Google has repeatedly denied that it has breached Europe’s tough competition rules, saying that its digital services have helped the region’s digital economy to grow and are used by hundreds of millions of Europeans each day. It also adds that there remains significant online competition in Europe, including from the likes of Amazon and eBay.
Google is likely to consider an appeal.
The antitrust ruling on Tuesday related to Google’s online shopping service, which the European Commission, the executive arm of the European Union, said received preferential treatment compared to those of rivals in specialized search results.
Analysts say these so-called vertical search products — that also include those for restaurant and business reviews — represent a fast-growing percentage of Google’s annual revenues.
While the fine is likely to garner much of the attention, focus will quickly shift to the changes that Google will now be forced to make to comply with Europe’s antitrust decision.

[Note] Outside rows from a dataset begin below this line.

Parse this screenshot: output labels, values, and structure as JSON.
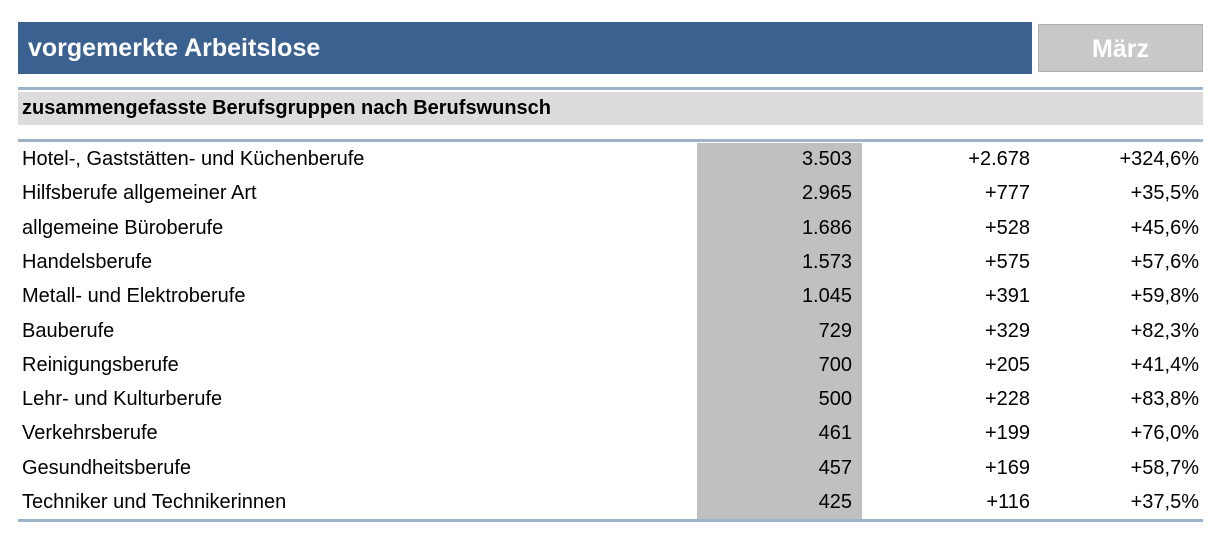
{
  "header": {
    "title": "vorgemerkte Arbeitslose",
    "month": "März"
  },
  "subtitle": "zusammengefasste Berufsgruppen nach Berufswunsch",
  "table": {
    "rows": [
      [
        "Hotel-, Gaststätten- und Küchenberufe",
        "3.503",
        "+2.678",
        "+324,6%"
      ],
      [
        "Hilfsberufe allgemeiner Art",
        "2.965",
        "+777",
        "+35,5%"
      ],
      [
        "allgemeine Büroberufe",
        "1.686",
        "+528",
        "+45,6%"
      ],
      [
        "Handelsberufe",
        "1.573",
        "+575",
        "+57,6%"
      ],
      [
        "Metall- und Elektroberufe",
        "1.045",
        "+391",
        "+59,8%"
      ],
      [
        "Bauberufe",
        "729",
        "+329",
        "+82,3%"
      ],
      [
        "Reinigungsberufe",
        "700",
        "+205",
        "+41,4%"
      ],
      [
        "Lehr- und Kulturberufe",
        "500",
        "+228",
        "+83,8%"
      ],
      [
        "Verkehrsberufe",
        "461",
        "+199",
        "+76,0%"
      ],
      [
        "Gesundheitsberufe",
        "457",
        "+169",
        "+58,7%"
      ],
      [
        "Techniker und Technikerinnen",
        "425",
        "+116",
        "+37,5%"
      ]
    ]
  }
}
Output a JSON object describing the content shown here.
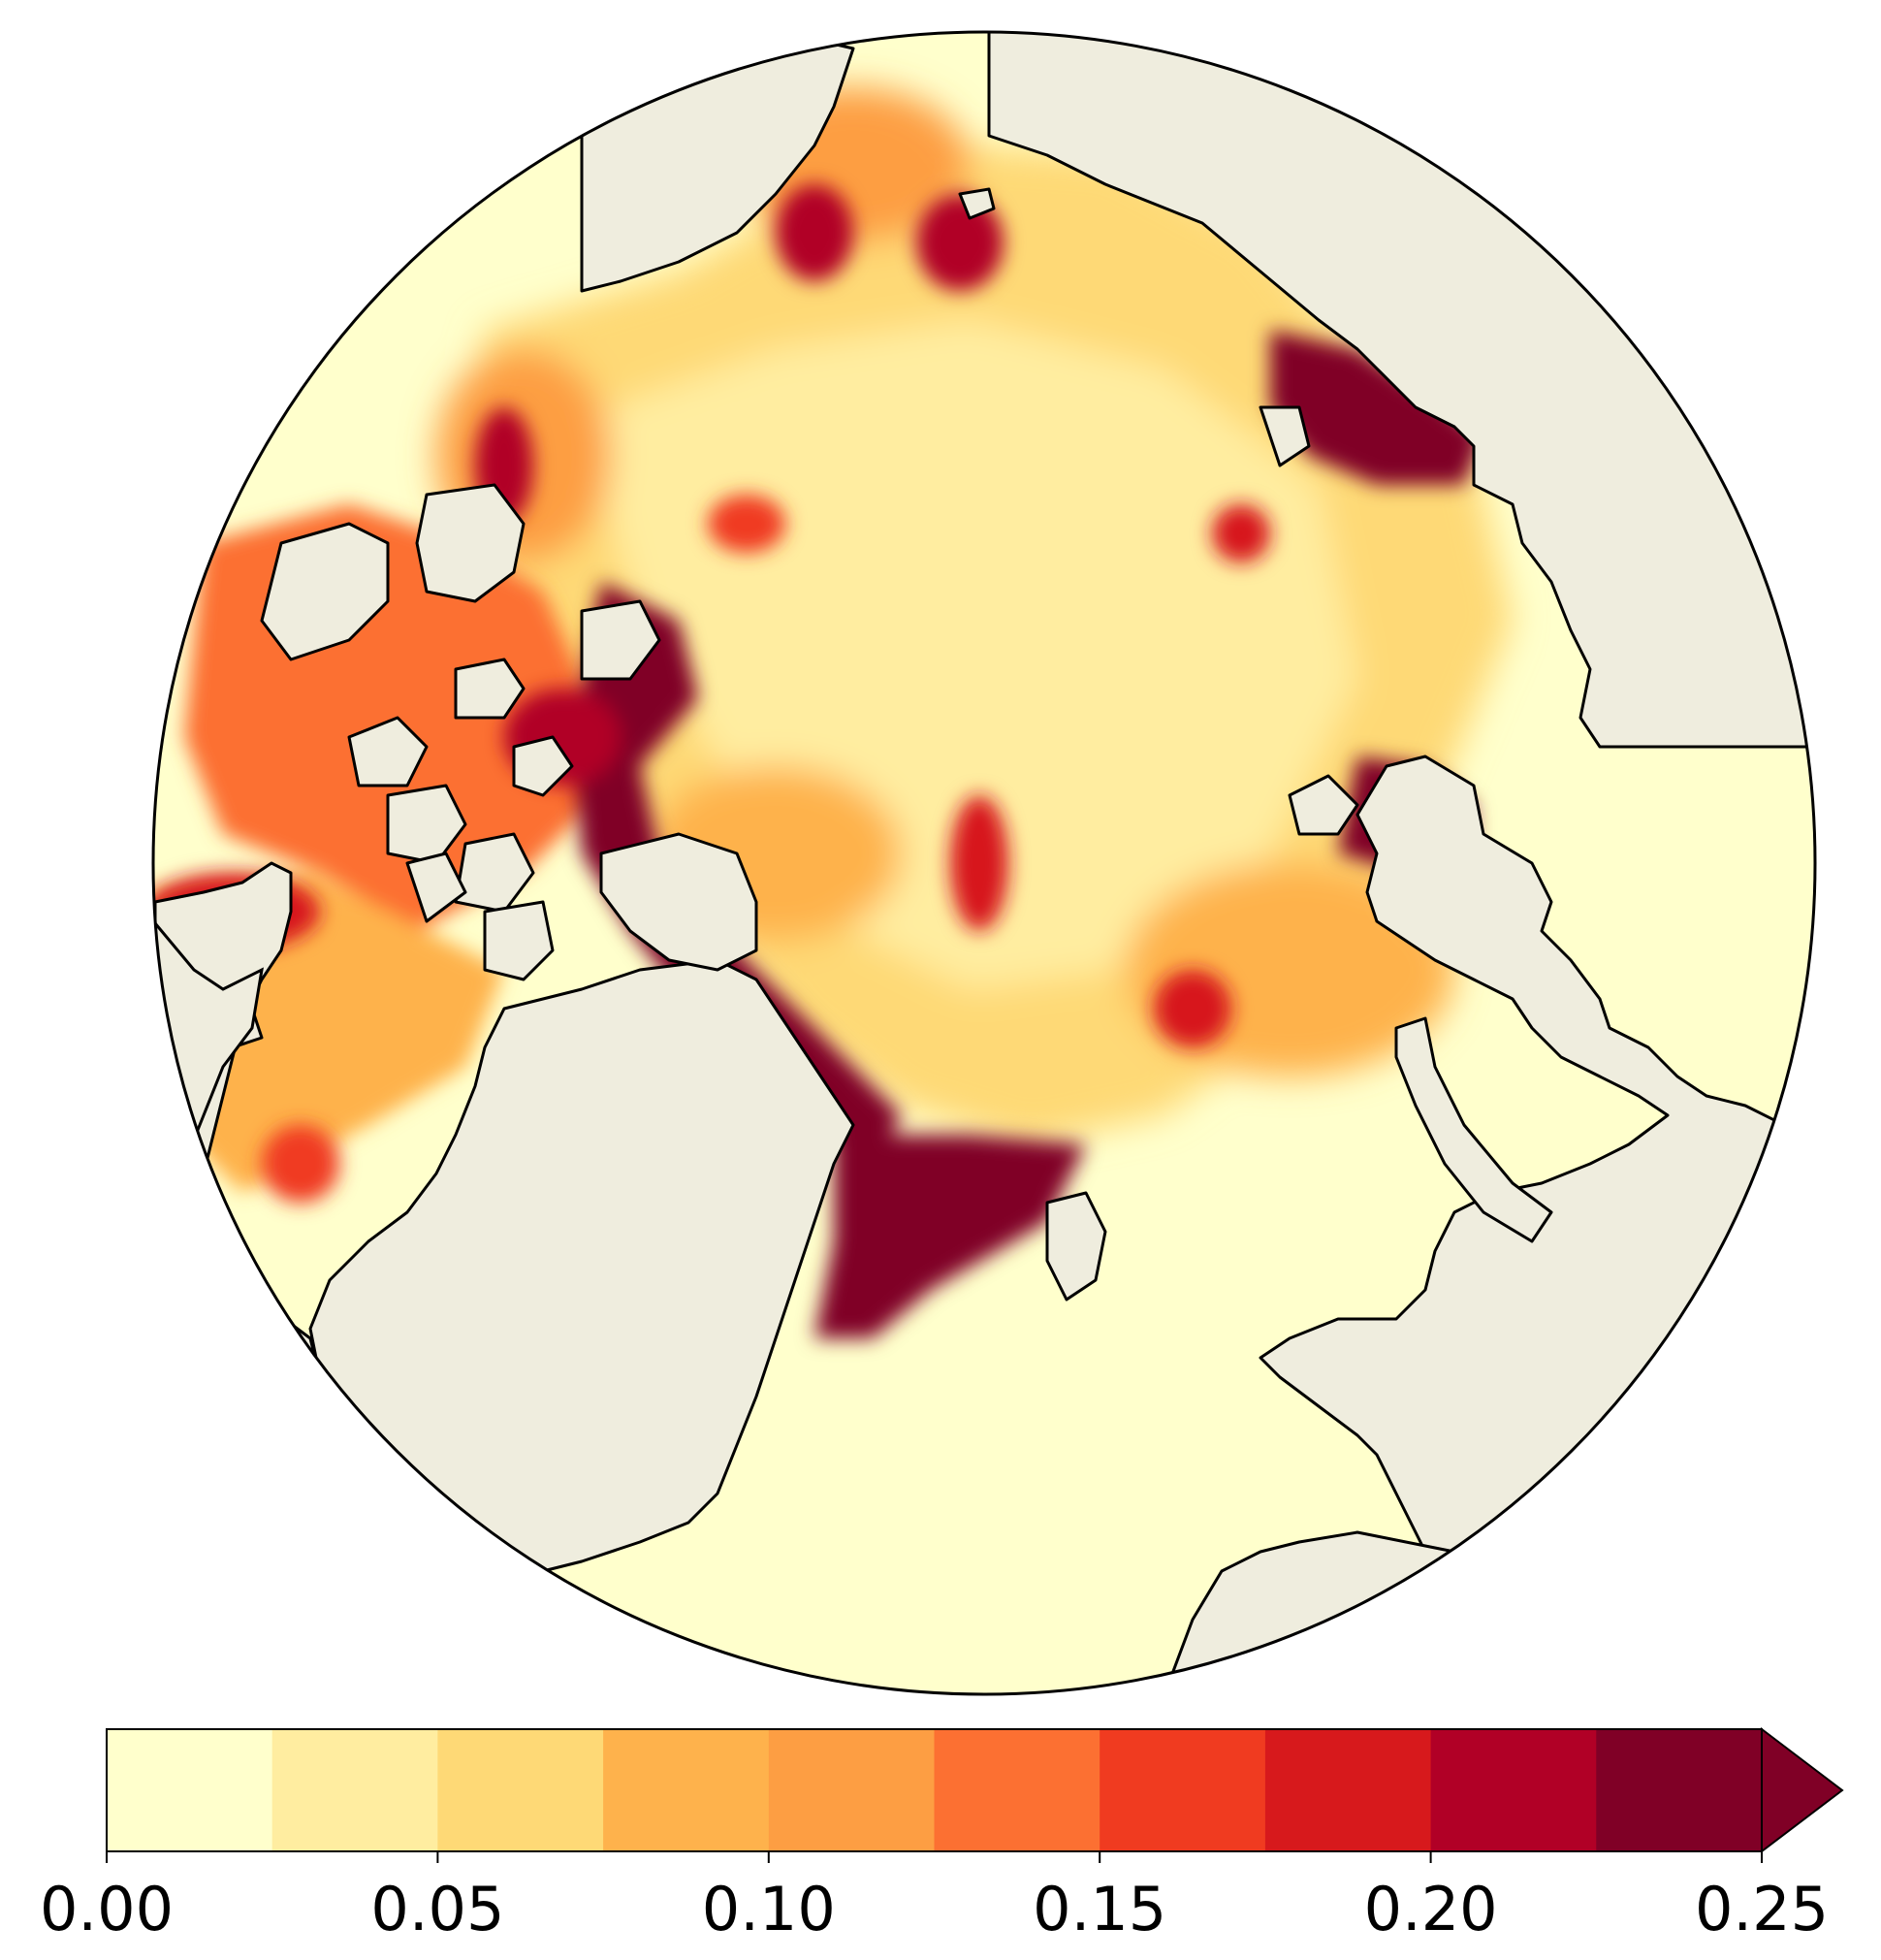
{
  "map": {
    "projection": "north-polar-stereographic",
    "land_color": "#efedde",
    "ocean_low_color": "#ffffcc",
    "coastline_color": "#000000"
  },
  "colorbar": {
    "extend": "max",
    "tick_labels": [
      "0.00",
      "0.05",
      "0.10",
      "0.15",
      "0.20",
      "0.25"
    ],
    "bin_width": 0.025,
    "colors": [
      "#ffffcc",
      "#ffeda0",
      "#fed976",
      "#feb24c",
      "#fd9e43",
      "#fc7032",
      "#f03b20",
      "#d7191c",
      "#b10026",
      "#800026"
    ],
    "extend_color": "#800026"
  }
}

Under European rules, the search giant — and not the regulator — must come up with proposals to guarantee that it treats competitors fairly when people make online search queries. The authorities can demand that Google make further changes if they are not satisfied with the initial proposals.
Analysts and many of Google’s competitors have called for an independent monitor to oversee the company’s digital services in Europe, which may potentially extend to tough oversight of its search algorithms, some of Google’s most important intellectual property. The search giant is likely to fiercely oppose such a remedy.
Google has other options, including the removal of some of its specialized search services from Europe, as well as returning them to how they operated before Europe’s investigation began almost a decade ago.
Whatever the outcome, analysts expect a protracted legal battle that will continue for several years as both Google and its rivals fight to define how the search giant can offer its services to Europeans and those farther afield.
“The changes could have ramifications beyond Google Shopping, and might even impact Google’s operations in the U.S.,” a number of American companies that have filed antitrust complaints against Google said in a public letter ahead of the ruling on Tuesday. The signatories included Oracle, News Corporation and Yelp.